His eyes wandered away. “Why not?”

“You were a kid. Your whole life was ahead of you.”

“I’ve been living my life, a great life, in fact. My mission has given me a meaningful existence-”

“ To work for Elie Weiss is meaningful? ”

He felt her trembling under his arm. “I was eighteen, and he offered me a chance to dedicate my life to our national survival, to fight for something I believed in.”

“Do you still believe it?”

“I do. Elie’s plan is the only way to end anti-Semitism once and for all. Eradicate Jew-hating with true finality.”

Tanya saw the conviction in his eyes, still young and idealistic, the eyes she remembered from so many years ago. Young Lemmy, the boy from Neturay Karta, the avid reader, with his endless questions, with so much passion. “But how?”

“You remember the UN radar at Government House in East Jerusalem?”

“ In sixty-seven? Of course. That radar would have detected our planes as they took off, and the UN would have alerted the Arabs, cost us the element of surprise, probably the whole war.”

Lemmy smiled. “I detonated the installation right under the UN chief’s nose. But they later captured me and handed me over to the Jordanians for execution. Elie saved me, shipped me to Europe, and arranged a substitute corpse to be found on the Golan Heights with my ID tags but otherwise too mutilated for identification. Do you remember the aftermath of the Six Day War? Euphoria and a huge mess. No one knew what was going on.”

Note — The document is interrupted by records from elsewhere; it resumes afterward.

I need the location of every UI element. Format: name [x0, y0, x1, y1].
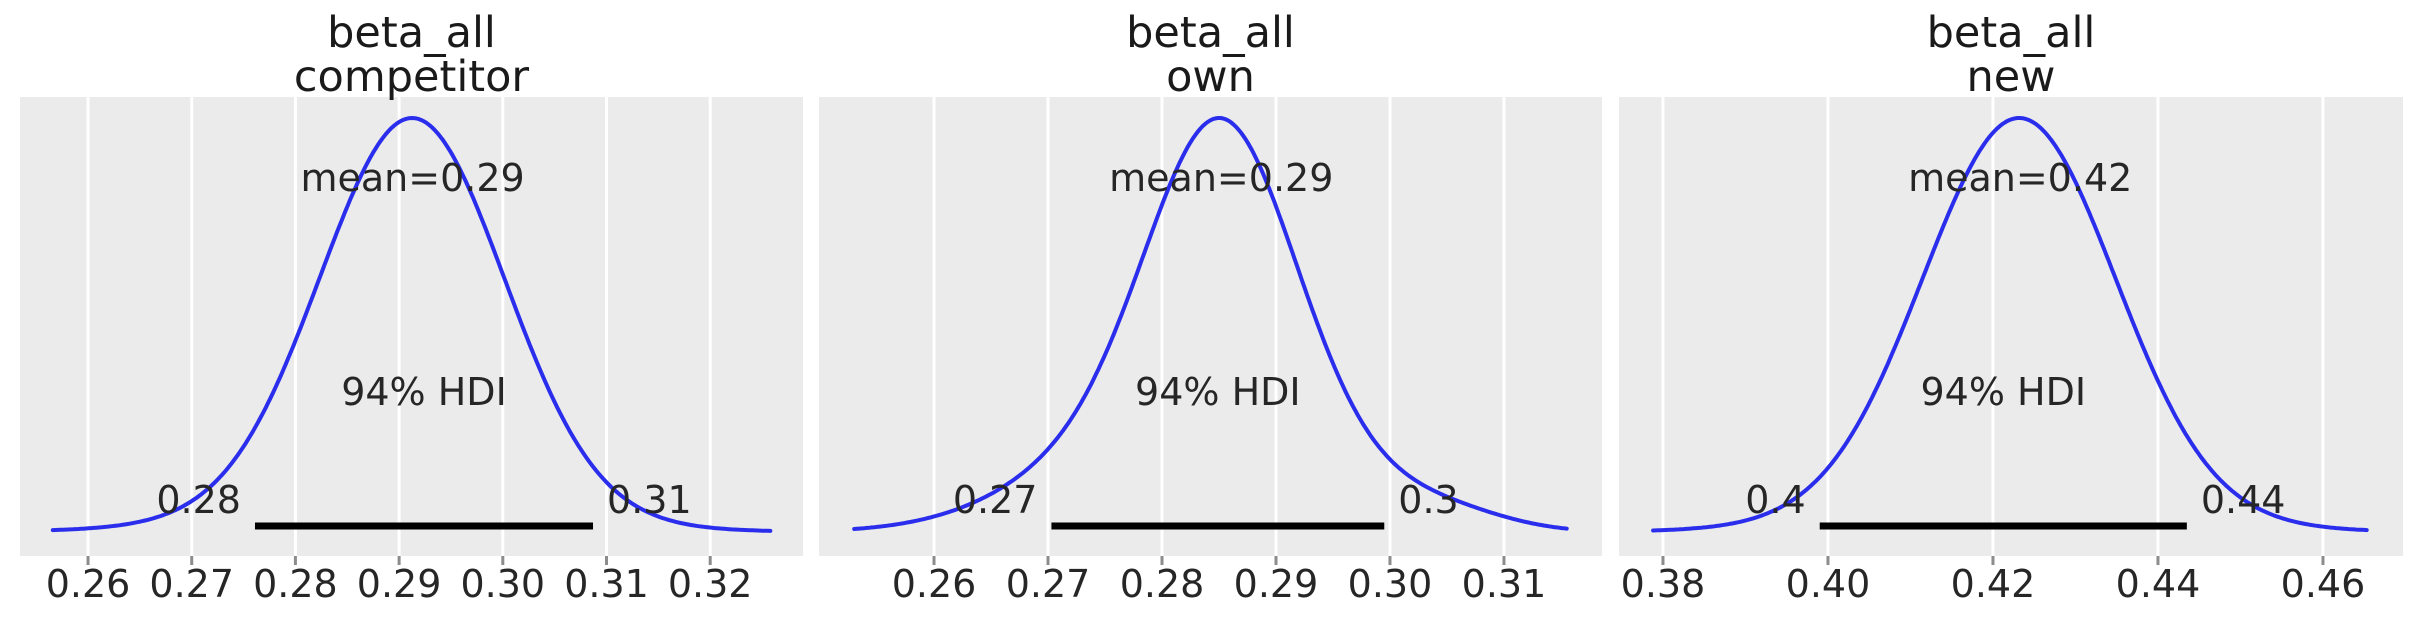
x-tick-label: 0.30: [1348, 562, 1433, 606]
plot-area: [20, 97, 803, 556]
x-tick-label: 0.32: [668, 562, 753, 606]
x-tick-label: 0.38: [1621, 562, 1706, 606]
mean-label: mean=0.29: [1109, 156, 1333, 200]
x-tick-label: 0.44: [2116, 562, 2201, 606]
x-tick-label: 0.30: [460, 562, 545, 606]
x-tick-label: 0.46: [2281, 562, 2366, 606]
kde-curve: [50, 116, 773, 533]
panel-title-line1: beta_all: [1927, 8, 2096, 58]
hdi-upper-bound-label: 0.44: [2201, 478, 2286, 522]
mean-label: mean=0.42: [1908, 156, 2132, 200]
x-tick-label: 0.40: [1786, 562, 1871, 606]
x-tick-label: 0.27: [149, 562, 234, 606]
hdi-upper-bound-label: 0.3: [1398, 478, 1458, 522]
x-tick-label: 0.27: [1006, 562, 1091, 606]
plot-area: [819, 97, 1602, 556]
mean-label: mean=0.29: [300, 156, 524, 200]
hdi-lower-bound-label: 0.27: [953, 478, 1038, 522]
x-tick-label: 0.28: [1120, 562, 1205, 606]
x-tick-label: 0.31: [564, 562, 649, 606]
x-tick-label: 0.42: [1951, 562, 2036, 606]
x-tick-label: 0.31: [1462, 562, 1547, 606]
x-tick-label: 0.28: [253, 562, 338, 606]
hdi-upper-bound-label: 0.31: [607, 478, 692, 522]
hdi-lower-bound-label: 0.28: [156, 478, 241, 522]
panel-title-line2: own: [1166, 52, 1255, 102]
panel-title-line1: beta_all: [327, 8, 496, 58]
hdi-lower-bound-label: 0.4: [1745, 478, 1805, 522]
panel-title-line2: competitor: [294, 52, 530, 102]
x-tick-label: 0.26: [46, 562, 131, 606]
hdi-label: 94% HDI: [1920, 370, 2086, 414]
x-tick-label: 0.29: [1234, 562, 1319, 606]
plot-area: [1619, 97, 2403, 556]
panel-competitor: 0.26 0.27 0.28 0.29 0.30 0.31 0.32 mean=0.29 94%…: [20, 8, 803, 606]
kde-curve: [1651, 116, 2369, 533]
panel-title-line1: beta_all: [1126, 8, 1295, 58]
x-tick-label: 0.29: [357, 562, 442, 606]
hdi-label: 94% HDI: [1135, 370, 1301, 414]
panel-own: 0.26 0.27 0.28 0.29 0.30 0.31 mean=0.29 94% HDI…: [819, 8, 1602, 606]
kde-curve: [852, 116, 1569, 531]
panel-new: 0.38 0.40 0.42 0.44 0.46 mean=0.42 94% HDI 0.4 0…: [1619, 8, 2403, 606]
panel-title-line2: new: [1967, 52, 2056, 102]
x-tick-label: 0.26: [892, 562, 977, 606]
hdi-label: 94% HDI: [341, 370, 507, 414]
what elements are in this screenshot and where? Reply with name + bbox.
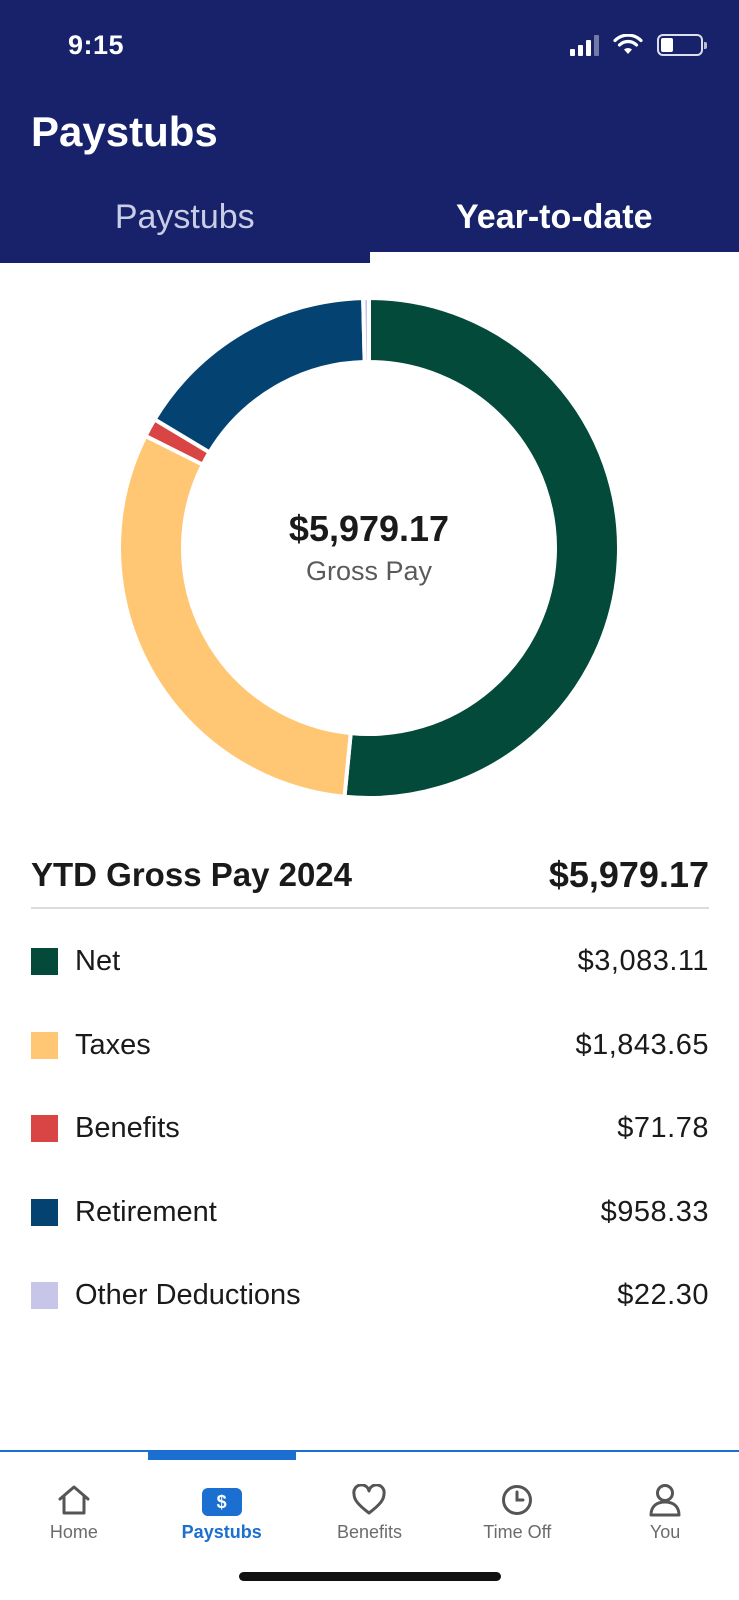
legend-label: Benefits — [75, 1112, 180, 1145]
cellular-signal-icon — [570, 34, 599, 56]
nav-label: Paystubs — [181, 1522, 262, 1542]
legend-label: Retirement — [75, 1195, 217, 1228]
legend-label: Net — [75, 945, 121, 978]
nav-benefits[interactable]: Benefits — [296, 1452, 444, 1562]
donut-slice-other-deductions — [361, 295, 371, 365]
donut-slice-net — [342, 295, 621, 800]
page-title: Paystubs — [31, 108, 218, 155]
nav-time-off[interactable]: Time Off — [443, 1452, 591, 1562]
net-swatch — [31, 948, 58, 976]
legend-value: $3,083.11 — [577, 945, 709, 978]
nav-label: Home — [49, 1522, 98, 1542]
legend-label: Other Deductions — [75, 1279, 301, 1312]
chart-center-amount: $5,979.17 — [288, 508, 450, 549]
legend-row-net: Net $3,083.11 — [31, 920, 709, 1004]
legend-row-retirement: Retirement $958.33 — [31, 1171, 709, 1255]
other-deductions-swatch — [31, 1282, 58, 1310]
taxes-swatch — [31, 1031, 58, 1059]
status-icons — [570, 34, 707, 56]
donut-slice-retirement — [151, 296, 367, 456]
tab-paystubs[interactable]: Paystubs — [114, 198, 255, 236]
legend-value: $22.30 — [617, 1279, 709, 1312]
ytd-summary-title: YTD Gross Pay 2024 — [31, 856, 353, 893]
heart-icon — [349, 1482, 389, 1518]
ytd-summary-amount: $5,979.17 — [548, 854, 709, 895]
ytd-summary: YTD Gross Pay 2024 $5,979.17 — [31, 843, 709, 909]
legend-value: $1,843.65 — [575, 1028, 709, 1061]
battery-icon — [657, 34, 707, 56]
legend-label: Taxes — [75, 1028, 151, 1061]
clock-icon — [497, 1482, 537, 1518]
app-header: 9:15 Paystubs Paystubs Year-to-date — [0, 0, 739, 263]
active-tab-indicator — [370, 252, 739, 263]
nav-label: Time Off — [483, 1522, 552, 1542]
dollar-badge: $ — [201, 1488, 242, 1516]
active-nav-indicator — [148, 1450, 296, 1460]
legend-value: $958.33 — [600, 1195, 709, 1228]
retirement-swatch — [31, 1198, 58, 1226]
chart-center-label: Gross Pay — [305, 556, 433, 586]
nav-you[interactable]: You — [591, 1452, 739, 1562]
home-indicator — [239, 1572, 501, 1581]
breakdown-legend: Net $3,083.11 Taxes $1,843.65 Benefits $… — [31, 920, 709, 1338]
status-bar: 9:15 — [0, 0, 739, 96]
tab-bar: Paystubs Year-to-date — [0, 190, 739, 263]
wifi-icon — [613, 34, 643, 54]
person-icon — [645, 1482, 685, 1518]
nav-home[interactable]: Home — [0, 1452, 148, 1562]
tab-year-to-date[interactable]: Year-to-date — [456, 198, 653, 236]
benefits-swatch — [31, 1115, 58, 1143]
status-time: 9:15 — [68, 30, 125, 60]
home-icon — [54, 1482, 94, 1518]
legend-row-other-deductions: Other Deductions $22.30 — [31, 1254, 709, 1338]
gross-pay-donut-chart: $5,979.17 Gross Pay — [111, 290, 627, 806]
legend-row-taxes: Taxes $1,843.65 — [31, 1004, 709, 1088]
nav-label: You — [649, 1522, 681, 1542]
nav-label: Benefits — [336, 1522, 403, 1542]
legend-value: $71.78 — [617, 1112, 709, 1145]
legend-row-benefits: Benefits $71.78 — [31, 1087, 709, 1171]
donut-slice-taxes — [117, 433, 353, 799]
dollar-icon: $ — [201, 1482, 242, 1518]
donut-svg — [117, 295, 621, 800]
nav-paystubs[interactable]: $ Paystubs — [148, 1452, 296, 1562]
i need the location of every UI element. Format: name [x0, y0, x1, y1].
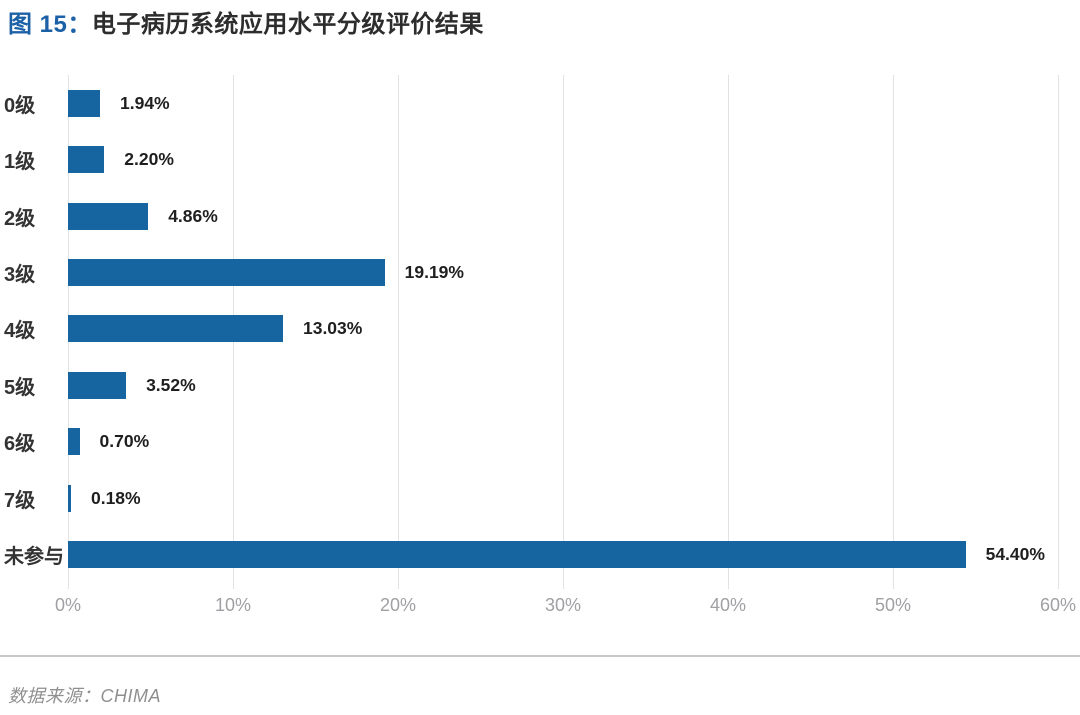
gridline: [1058, 75, 1059, 589]
x-axis-tick-label: 10%: [214, 595, 252, 615]
bar-row: 19.19%: [68, 244, 1058, 300]
page-title: 图 15：电子病历系统应用水平分级评价结果: [8, 4, 484, 39]
bar: [68, 89, 100, 117]
x-axis-tick-label: 50%: [874, 595, 912, 615]
category-label: 3级: [4, 264, 36, 287]
bar-row: 4.86%: [68, 188, 1058, 244]
bar: [68, 146, 105, 174]
data-source-note: 数据来源：CHIMA: [8, 686, 161, 706]
bar: [68, 202, 149, 230]
bar: [68, 484, 71, 512]
value-label: 2.20%: [124, 149, 174, 170]
value-label: 4.86%: [168, 205, 218, 226]
value-label: 54.40%: [985, 544, 1045, 565]
category-label: 6级: [4, 433, 36, 456]
bar: [68, 428, 80, 456]
bar: [68, 259, 385, 287]
value-label: 3.52%: [146, 374, 196, 395]
value-label: 0.18%: [90, 487, 141, 508]
bar-chart: 0级 1级 2级 3级 4级 5级 6级 7级未参与 1.94% 2.20% 4.86% 19.19…: [0, 75, 1080, 635]
bar: [68, 371, 127, 399]
bar-row: 0.18%: [68, 470, 1058, 526]
category-axis: 0级 1级 2级 3级 4级 5级 6级 7级未参与: [0, 75, 68, 583]
bar: [68, 541, 966, 569]
bars-layer: 1.94% 2.20% 4.86% 19.19% 13.03% 3.52% 0.70% 0.1…: [68, 75, 1058, 583]
figure-number-label: 图 15：: [8, 11, 92, 38]
category-label: 1级: [4, 151, 36, 174]
bar-row: 2.20%: [68, 131, 1058, 187]
x-axis-tick-label: 60%: [1039, 595, 1077, 615]
value-label: 1.94%: [120, 92, 170, 113]
category-label: 未参与: [4, 546, 64, 569]
value-label: 13.03%: [302, 318, 363, 339]
bar-row: 13.03%: [68, 301, 1058, 357]
footer-divider: [0, 655, 1080, 657]
category-label: 4级: [4, 320, 36, 343]
value-label: 19.19%: [404, 262, 464, 283]
category-label: 7级: [4, 489, 36, 512]
bar-row: 0.70%: [68, 414, 1058, 470]
x-axis-tick-label: 20%: [379, 595, 417, 615]
x-axis-tick-label: 30%: [544, 595, 582, 615]
value-label: 0.70%: [99, 431, 150, 452]
category-label: 5级: [4, 376, 36, 399]
x-axis-ticks: 0% 10% 20% 30% 40% 50% 60%: [55, 595, 1076, 619]
figure-title-text: 电子病历系统应用水平分级评价结果: [91, 11, 484, 38]
bar: [68, 315, 283, 343]
category-label: 2级: [4, 207, 36, 230]
plot-area: 1.94% 2.20% 4.86% 19.19% 13.03% 3.52% 0.70% 0.1…: [68, 75, 1059, 589]
bar-row: 3.52%: [68, 357, 1058, 413]
bar-row: 54.40%: [68, 527, 1058, 583]
x-axis-tick-label: 0%: [54, 595, 82, 615]
category-label: 0级: [4, 94, 36, 117]
bar-row: 1.94%: [68, 75, 1058, 131]
x-axis-tick-label: 40%: [709, 595, 747, 615]
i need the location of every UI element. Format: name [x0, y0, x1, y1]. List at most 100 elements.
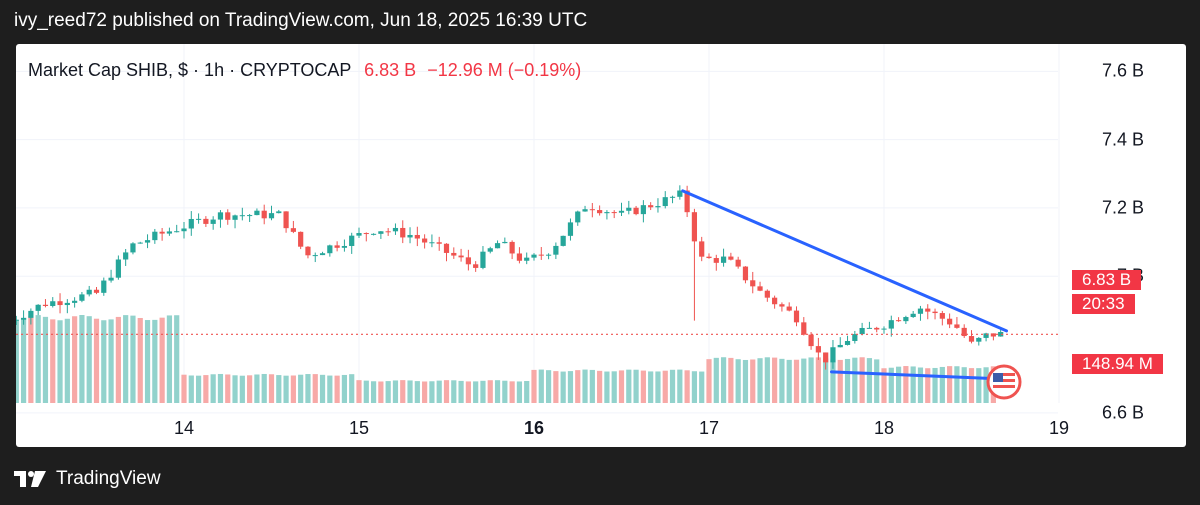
candle-body: [50, 301, 56, 306]
volume-bar: [312, 374, 318, 403]
volume-bar: [429, 381, 435, 403]
candle-body: [327, 245, 333, 254]
volume-bar: [815, 357, 821, 403]
volume-bar: [728, 357, 734, 403]
candle-body: [925, 308, 931, 312]
volume-bar: [239, 375, 245, 403]
candle-body: [728, 256, 734, 260]
volume-bar: [589, 369, 595, 403]
volume-bar: [699, 371, 705, 403]
candle-body: [866, 327, 873, 329]
y-tick-label: 7.6 B: [1101, 60, 1144, 81]
volume-bar: [101, 320, 107, 403]
volume-bar: [487, 380, 493, 403]
volume-bar: [925, 368, 931, 403]
candle-body: [684, 190, 690, 213]
candle-body: [268, 213, 275, 219]
candle-body: [363, 233, 369, 235]
candle-body: [910, 313, 916, 318]
chart-panel[interactable]: Market Cap SHIB, $ · 1h · CRYPTOCAP 6.83…: [16, 44, 1186, 447]
candle-body: [575, 211, 581, 223]
x-tick-label: 18: [873, 418, 895, 438]
candle-body: [604, 212, 610, 214]
candle-body: [217, 212, 224, 220]
candle-body: [195, 218, 202, 220]
volume-bar: [137, 317, 143, 403]
candle-body: [691, 212, 698, 242]
candle-body: [137, 242, 143, 244]
candlestick-chart[interactable]: [16, 44, 1186, 447]
candle-body: [553, 245, 559, 255]
candle-body: [786, 306, 792, 311]
candle-body: [954, 324, 960, 328]
candle-body: [917, 308, 924, 314]
candle-body: [793, 310, 800, 323]
candle-body: [378, 231, 384, 234]
volume-bar: [436, 380, 442, 403]
volume-bar: [188, 375, 194, 403]
volume-bar: [669, 369, 676, 403]
candle-body: [779, 304, 785, 307]
candle-body: [458, 255, 464, 258]
volume-bar: [319, 374, 326, 403]
volume-bar: [567, 371, 574, 403]
candle-body: [888, 320, 894, 329]
y-tick-label: 7.4 B: [1101, 129, 1144, 150]
volume-bar: [604, 371, 610, 403]
price-axis[interactable]: 7.6 B7.4 B7.2 B7 B6.6 B: [1058, 44, 1186, 447]
volume-bar: [713, 357, 719, 403]
candle-body: [115, 259, 121, 278]
candle-body: [341, 245, 348, 248]
candle-body: [597, 210, 603, 214]
volume-bar: [553, 371, 559, 403]
volume-bar: [473, 381, 479, 403]
volume-bar: [954, 366, 960, 403]
volume-bar: [210, 374, 216, 403]
candle-body: [823, 352, 829, 363]
volume-bar: [123, 315, 129, 403]
volume-bar: [480, 380, 486, 403]
candle-body: [356, 233, 362, 236]
volume-bar: [684, 370, 690, 403]
candle-body: [998, 331, 1004, 337]
candle-body: [524, 257, 530, 261]
candle-body: [57, 301, 63, 306]
candle-body: [436, 242, 442, 244]
candle-body: [801, 322, 807, 335]
candle-body: [669, 196, 676, 198]
volume-bar: [283, 375, 289, 403]
candle-body: [968, 336, 975, 342]
volume-bar: [370, 381, 377, 403]
candle-body: [72, 300, 78, 303]
candle-body: [174, 231, 180, 233]
candle-body: [699, 241, 705, 257]
candle-body: [808, 334, 814, 347]
volume-bar: [349, 374, 355, 403]
candle-body: [298, 231, 304, 247]
volume-bar: [35, 315, 41, 403]
candle-body: [203, 218, 209, 224]
volume-bar: [392, 380, 399, 403]
volume-bar: [808, 357, 814, 403]
candle-body: [334, 245, 340, 248]
volume-bar: [881, 368, 887, 403]
volume-bar: [633, 369, 639, 403]
x-tick-label: 17: [698, 418, 720, 438]
candle-body: [852, 334, 858, 341]
volume-bar: [79, 315, 85, 403]
chart-legend: Market Cap SHIB, $ · 1h · CRYPTOCAP 6.83…: [28, 60, 581, 81]
candle-body: [247, 215, 253, 217]
countdown-tag: 20:33: [1072, 294, 1135, 314]
candle-body: [611, 212, 617, 214]
volume-bar: [268, 374, 275, 403]
flag-icon[interactable]: [984, 362, 1024, 402]
volume-bar: [735, 359, 741, 403]
volume-bar: [414, 381, 420, 403]
candle-body: [815, 346, 821, 353]
candle-body: [655, 206, 661, 208]
volume-bar: [16, 320, 19, 403]
candle-body: [312, 255, 318, 257]
volume-bar: [174, 315, 180, 403]
volume-bar: [560, 371, 566, 403]
volume-bar: [72, 316, 78, 403]
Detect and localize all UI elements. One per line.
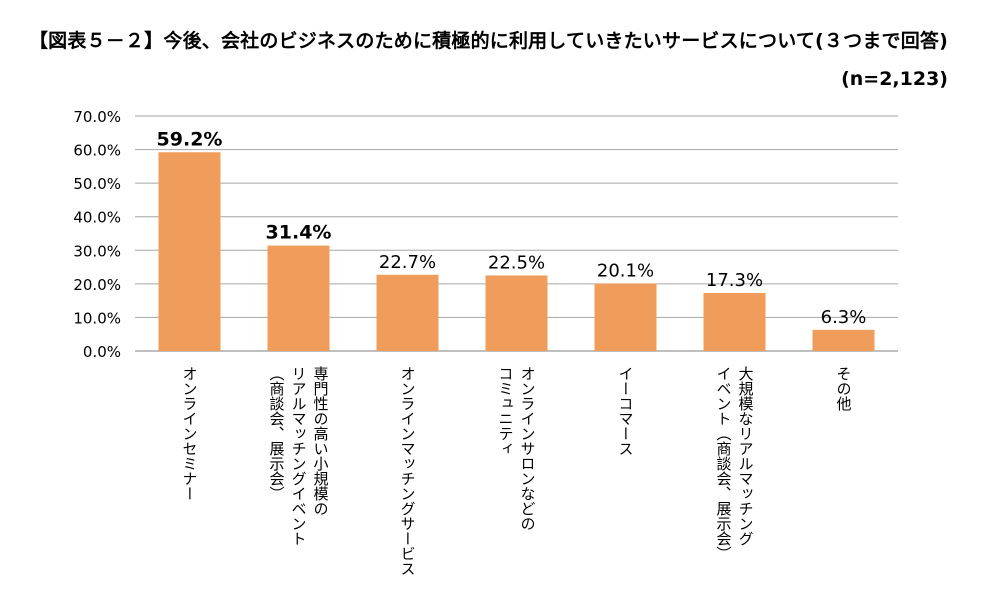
y-tick-label: 0.0% xyxy=(83,343,121,361)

“ But what really happened?”

“ I assumed the life of a German boy whose parents died in a fire. Wilhelm Horch had died too, but Elie had the records altered as if Wilhelm had survived. My German was pretty good already, having grown up speaking Yiddish. Elie had an old lawyer in Munich become my guardian and send me to Lyceum Alpin St. Nicholas, a boarding school in the Alps.”

“ It’s not a coincidence that Elie sent you there. Armande Hoffgeitz and Klaus von Koenig studied there together, became friends.”

“ It’s a great school, fancy old buildings, great facilities, and wonderful teachers. I was supposed to be sixteen, so I stayed there for three years, made friends, and during school holidays Elie trained me.”